Many of us have spent our entire lives assuming that everyone in the world uses the same calendar -- not so. Turns out there are a LOT of calendars used worldwide. I probably learned about The Gregorian Calendar in first grade history class (!). The Jews use the Hebrew Calendar; Muslims use the Islamic (Hijri) Calendar; Iranians use the (modern) Persian calendar, and the Chinese use the Chinese Yin Calendar (not to be confused with the Chinese Yang Calendar).
our New Year's Day
day | month | year | calendar adopted in | |
---|---|---|---|---|
Chinese | 23 | Eleventh | 4705 (rat) | |
Gregorian | 1 | January | 2008 C.E. | 1752 CE |
Hebrew | 23 | Tevet | 5768 A.M. | |
Hindu | 78 CE | |||
Islam | 22 | Dhu al-Hijjah | 1428 A.H. | |
Persian | 11 | Dey | 1386 | 1925 CE |
For simplicity sake, I'm avoiding an explanation of the Chinese Lunar and Solar calendars, which are based on the ruling dynasty, among other things.
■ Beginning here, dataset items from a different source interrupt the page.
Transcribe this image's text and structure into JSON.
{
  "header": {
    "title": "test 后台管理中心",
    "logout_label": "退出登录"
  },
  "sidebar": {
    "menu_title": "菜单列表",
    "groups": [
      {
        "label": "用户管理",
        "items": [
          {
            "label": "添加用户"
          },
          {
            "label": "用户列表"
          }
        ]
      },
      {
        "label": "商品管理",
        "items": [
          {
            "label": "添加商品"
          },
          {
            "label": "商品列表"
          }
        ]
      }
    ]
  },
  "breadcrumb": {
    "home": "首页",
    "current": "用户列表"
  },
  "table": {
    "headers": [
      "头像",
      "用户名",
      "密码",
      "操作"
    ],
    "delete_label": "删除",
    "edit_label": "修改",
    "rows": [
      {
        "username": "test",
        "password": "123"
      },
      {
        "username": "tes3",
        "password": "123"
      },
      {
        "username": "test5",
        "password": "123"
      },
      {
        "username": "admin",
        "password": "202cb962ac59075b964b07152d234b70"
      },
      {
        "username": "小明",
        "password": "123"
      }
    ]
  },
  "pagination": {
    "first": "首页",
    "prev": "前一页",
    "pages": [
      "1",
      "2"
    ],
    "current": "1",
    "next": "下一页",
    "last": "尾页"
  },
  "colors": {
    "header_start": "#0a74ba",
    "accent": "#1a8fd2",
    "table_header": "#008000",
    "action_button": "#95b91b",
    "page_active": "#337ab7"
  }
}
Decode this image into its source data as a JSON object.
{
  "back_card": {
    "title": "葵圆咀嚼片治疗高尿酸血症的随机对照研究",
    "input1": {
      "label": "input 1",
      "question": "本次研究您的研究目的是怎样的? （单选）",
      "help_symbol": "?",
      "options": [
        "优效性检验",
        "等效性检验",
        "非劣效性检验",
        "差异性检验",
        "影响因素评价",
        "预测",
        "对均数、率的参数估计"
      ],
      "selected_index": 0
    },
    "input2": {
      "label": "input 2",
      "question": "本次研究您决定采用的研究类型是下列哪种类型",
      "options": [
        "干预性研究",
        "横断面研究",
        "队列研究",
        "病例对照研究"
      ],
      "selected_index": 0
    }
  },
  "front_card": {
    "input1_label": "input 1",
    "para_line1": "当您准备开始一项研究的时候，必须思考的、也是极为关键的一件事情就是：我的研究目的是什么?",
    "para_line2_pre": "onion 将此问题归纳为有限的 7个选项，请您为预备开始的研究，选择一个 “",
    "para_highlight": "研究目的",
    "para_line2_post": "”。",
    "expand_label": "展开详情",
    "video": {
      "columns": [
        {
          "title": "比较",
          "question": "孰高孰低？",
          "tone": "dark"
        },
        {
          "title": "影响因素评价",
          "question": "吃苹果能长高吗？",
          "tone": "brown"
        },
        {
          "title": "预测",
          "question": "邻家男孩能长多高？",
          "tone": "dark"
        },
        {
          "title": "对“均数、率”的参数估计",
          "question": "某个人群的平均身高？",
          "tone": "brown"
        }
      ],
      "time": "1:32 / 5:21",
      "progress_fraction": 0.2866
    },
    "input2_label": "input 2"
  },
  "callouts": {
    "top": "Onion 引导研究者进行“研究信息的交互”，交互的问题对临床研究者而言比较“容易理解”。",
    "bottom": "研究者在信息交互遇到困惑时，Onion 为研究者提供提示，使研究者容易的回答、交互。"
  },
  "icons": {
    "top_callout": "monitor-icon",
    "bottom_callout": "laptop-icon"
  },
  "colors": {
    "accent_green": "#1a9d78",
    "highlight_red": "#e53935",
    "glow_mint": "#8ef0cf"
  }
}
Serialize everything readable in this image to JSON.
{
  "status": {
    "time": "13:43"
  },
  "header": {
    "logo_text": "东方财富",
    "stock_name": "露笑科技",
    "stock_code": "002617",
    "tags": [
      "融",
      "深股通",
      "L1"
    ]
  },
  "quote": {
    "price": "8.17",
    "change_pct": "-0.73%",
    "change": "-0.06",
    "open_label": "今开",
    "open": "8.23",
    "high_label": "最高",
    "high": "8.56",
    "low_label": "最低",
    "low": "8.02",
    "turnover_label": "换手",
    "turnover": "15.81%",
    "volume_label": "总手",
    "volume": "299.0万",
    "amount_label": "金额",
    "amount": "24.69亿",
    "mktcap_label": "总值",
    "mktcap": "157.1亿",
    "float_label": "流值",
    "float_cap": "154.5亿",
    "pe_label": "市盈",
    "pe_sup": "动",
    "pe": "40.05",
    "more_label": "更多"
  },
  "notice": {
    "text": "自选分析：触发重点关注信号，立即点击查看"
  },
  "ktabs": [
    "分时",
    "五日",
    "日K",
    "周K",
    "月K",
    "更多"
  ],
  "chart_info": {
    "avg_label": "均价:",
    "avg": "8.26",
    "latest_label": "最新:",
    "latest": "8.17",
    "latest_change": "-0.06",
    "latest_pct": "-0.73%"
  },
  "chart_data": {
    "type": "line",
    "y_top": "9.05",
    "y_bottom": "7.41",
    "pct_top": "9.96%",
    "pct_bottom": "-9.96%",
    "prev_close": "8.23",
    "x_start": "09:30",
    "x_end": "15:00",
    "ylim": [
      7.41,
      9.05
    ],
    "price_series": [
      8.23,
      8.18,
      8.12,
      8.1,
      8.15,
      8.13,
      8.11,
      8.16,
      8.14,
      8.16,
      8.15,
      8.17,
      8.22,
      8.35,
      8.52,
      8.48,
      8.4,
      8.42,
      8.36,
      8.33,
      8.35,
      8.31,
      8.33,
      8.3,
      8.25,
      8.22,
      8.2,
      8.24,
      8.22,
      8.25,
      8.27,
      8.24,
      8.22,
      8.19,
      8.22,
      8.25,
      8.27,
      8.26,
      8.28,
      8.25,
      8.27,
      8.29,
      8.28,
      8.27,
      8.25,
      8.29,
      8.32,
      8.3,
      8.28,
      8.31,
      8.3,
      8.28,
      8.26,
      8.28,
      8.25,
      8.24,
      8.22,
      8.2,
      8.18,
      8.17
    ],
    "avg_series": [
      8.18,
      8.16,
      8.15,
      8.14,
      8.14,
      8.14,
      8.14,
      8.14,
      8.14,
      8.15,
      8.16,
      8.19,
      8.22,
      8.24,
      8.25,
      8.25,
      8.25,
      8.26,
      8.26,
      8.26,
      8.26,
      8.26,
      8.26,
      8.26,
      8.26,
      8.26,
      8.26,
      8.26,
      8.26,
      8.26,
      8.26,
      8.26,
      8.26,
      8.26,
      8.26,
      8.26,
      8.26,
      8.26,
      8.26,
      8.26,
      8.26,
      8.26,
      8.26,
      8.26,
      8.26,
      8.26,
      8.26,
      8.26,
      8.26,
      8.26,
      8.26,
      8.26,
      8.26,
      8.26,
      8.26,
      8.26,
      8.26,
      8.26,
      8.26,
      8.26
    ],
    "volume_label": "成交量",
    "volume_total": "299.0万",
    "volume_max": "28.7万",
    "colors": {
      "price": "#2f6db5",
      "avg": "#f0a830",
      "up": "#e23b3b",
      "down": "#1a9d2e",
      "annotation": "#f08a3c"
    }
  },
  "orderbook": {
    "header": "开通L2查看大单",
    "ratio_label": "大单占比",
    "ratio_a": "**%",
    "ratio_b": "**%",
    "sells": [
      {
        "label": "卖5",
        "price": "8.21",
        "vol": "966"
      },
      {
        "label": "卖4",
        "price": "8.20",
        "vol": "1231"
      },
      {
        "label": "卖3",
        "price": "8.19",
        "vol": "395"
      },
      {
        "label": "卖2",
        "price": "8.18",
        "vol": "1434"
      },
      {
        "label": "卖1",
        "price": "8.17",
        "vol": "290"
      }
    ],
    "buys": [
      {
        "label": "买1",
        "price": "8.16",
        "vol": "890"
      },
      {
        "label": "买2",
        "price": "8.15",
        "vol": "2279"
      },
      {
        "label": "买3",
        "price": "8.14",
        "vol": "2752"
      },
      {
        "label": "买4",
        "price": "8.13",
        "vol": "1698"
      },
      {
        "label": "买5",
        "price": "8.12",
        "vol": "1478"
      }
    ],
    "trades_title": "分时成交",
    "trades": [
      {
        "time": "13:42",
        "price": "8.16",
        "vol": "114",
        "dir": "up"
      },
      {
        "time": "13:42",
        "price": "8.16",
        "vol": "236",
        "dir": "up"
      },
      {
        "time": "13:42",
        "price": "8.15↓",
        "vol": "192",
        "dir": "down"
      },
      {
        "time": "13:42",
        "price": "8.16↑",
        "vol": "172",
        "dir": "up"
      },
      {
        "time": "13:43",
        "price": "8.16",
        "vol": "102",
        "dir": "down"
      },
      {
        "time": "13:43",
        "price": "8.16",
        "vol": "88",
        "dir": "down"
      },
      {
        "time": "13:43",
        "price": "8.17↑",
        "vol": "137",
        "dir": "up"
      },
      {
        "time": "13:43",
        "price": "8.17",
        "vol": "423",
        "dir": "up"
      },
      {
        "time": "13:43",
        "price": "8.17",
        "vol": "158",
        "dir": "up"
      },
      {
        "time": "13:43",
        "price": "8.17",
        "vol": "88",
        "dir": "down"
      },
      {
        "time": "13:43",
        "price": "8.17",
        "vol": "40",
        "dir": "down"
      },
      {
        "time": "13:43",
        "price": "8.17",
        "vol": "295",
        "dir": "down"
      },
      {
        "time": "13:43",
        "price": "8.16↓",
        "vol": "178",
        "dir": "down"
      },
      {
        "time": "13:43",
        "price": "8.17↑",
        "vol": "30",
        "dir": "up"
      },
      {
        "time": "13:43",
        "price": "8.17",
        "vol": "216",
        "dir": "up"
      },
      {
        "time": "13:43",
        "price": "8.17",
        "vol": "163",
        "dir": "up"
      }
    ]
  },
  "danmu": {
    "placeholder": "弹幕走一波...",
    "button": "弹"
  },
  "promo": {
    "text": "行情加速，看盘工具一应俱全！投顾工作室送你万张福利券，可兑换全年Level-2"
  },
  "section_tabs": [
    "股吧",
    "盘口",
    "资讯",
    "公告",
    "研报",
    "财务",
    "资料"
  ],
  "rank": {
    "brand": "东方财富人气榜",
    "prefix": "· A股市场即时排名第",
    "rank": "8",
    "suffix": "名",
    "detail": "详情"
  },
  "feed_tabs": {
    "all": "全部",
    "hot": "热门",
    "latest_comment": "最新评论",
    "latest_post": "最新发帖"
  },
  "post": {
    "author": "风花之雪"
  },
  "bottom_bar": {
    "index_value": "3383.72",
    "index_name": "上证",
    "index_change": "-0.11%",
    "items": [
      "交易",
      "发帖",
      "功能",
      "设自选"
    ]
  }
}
their New Year's Day (sorted chronologically)
Gregorian | |||
---|---|---|---|
Christian Era 2008 | 1 January 2008 | ||
Islam 1429 (Muharram) | 10 January 2008 | ||
Chinese 4705 | 7 February 2008 | ||
Persian 1386 (Norouz) | 21 March 2008 | ||
Hindu 1929 (Ugadi) | 6 April 2008 | ||
Hebrew 5769 (Rosh Hashanah) | 29 September 2008 |
I like using the ISO-8601 calendar for embedding into filenames, so that Untitled.txt becomes 2008-01-01-Untitled.txt -- that way, it's always obvious when the file was created, even if it's been emailed or copied. There's a nice Calendar Converter on Fourmilab which I used to generate this data.
Example: using this converter, I can see that Tiananmen Square protests of 1989 took place on Day 1, Fifth Month, Ji Si Year (Republic Dynasty). To me, it's still 4 June 1989.